At 10:00 A.M. the next day the race was on along I-95. As I headed south a steady stream of BMWs, Honda Civics, high-colored convertibles and pickups with metal gang boxes rushed past me on the inside lane. The eighteen-wheelers, fuel tankers and step vans boxed me in on the inside. If you weren't doing ten over the speed limit, you were in the way. If you got frustrated and said the hell with it and pushed it to eighty in the passing lane you still weren't immune. Someone doing eighty-five would eventually tailgate you until you moved over. The lesson was simple: be aggressive and pay no attention to the rules. It's how you got there ahead of the schmucks.

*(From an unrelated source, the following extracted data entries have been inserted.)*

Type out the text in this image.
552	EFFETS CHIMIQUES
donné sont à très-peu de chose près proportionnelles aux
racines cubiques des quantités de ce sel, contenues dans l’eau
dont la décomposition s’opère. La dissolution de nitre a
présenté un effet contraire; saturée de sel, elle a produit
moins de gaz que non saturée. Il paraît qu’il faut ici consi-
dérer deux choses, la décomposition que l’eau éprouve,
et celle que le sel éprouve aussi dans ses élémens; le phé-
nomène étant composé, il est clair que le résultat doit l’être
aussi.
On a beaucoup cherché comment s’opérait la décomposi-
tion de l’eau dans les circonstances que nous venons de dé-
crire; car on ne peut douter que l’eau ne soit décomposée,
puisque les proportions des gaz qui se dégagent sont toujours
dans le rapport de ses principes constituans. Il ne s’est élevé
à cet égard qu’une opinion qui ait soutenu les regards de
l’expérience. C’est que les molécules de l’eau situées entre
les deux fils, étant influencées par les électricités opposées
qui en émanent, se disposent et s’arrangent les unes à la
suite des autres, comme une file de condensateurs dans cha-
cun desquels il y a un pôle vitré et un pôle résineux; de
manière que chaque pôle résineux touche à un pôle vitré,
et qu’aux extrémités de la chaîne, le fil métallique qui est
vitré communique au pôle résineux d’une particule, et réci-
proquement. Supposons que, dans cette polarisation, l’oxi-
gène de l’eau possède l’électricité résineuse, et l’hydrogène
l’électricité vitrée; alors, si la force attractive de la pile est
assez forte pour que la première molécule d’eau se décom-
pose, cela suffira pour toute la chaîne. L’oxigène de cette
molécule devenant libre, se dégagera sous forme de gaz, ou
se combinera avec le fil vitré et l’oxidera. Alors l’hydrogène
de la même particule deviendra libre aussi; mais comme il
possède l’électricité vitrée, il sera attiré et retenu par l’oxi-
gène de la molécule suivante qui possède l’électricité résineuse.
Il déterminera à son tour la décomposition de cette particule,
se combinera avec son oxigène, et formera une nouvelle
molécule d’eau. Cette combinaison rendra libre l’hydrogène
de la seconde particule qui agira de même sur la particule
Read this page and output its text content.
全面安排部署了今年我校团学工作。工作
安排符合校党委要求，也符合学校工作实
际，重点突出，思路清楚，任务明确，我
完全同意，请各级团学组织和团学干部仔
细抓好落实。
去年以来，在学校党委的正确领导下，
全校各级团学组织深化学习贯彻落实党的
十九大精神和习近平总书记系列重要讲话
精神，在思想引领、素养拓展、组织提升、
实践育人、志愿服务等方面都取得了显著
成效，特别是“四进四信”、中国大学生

Four hours earlier the birds had awakened me. The anhingas and herons were early fishermen. The ibis and egrets fluttered in after daybreak. In the rising sunlight I made more coffee, stood on the staircase looking up through the cypress and decided to go on my own to Hammonds' task force offices. When I called Billy, he tried to talk me out of it with that unerring logic of his, but I knew how jammed the investigators had to be. If I could get them off my scent, maybe they'd save some time and turn some other strategy, some corner. Billy countered in his lawyerly best: "Don't offer."
If you've never been in the system, the old law enforcement saw that says "If you're innocent, what's there to be afraid of?" makes a certain sense. I've used the line myself when interviewing suspects. But the truth is not always simple. I've seen rape convictions, based on the absolute certainty of the woman attacked, overturned by DNA. I've seen death-row inmates who gave confessions end up being cleared with the arrest of another. And I've seen prosecutors jailed for obstruction in cases they had believed in so deeply that they became blinded to the truth.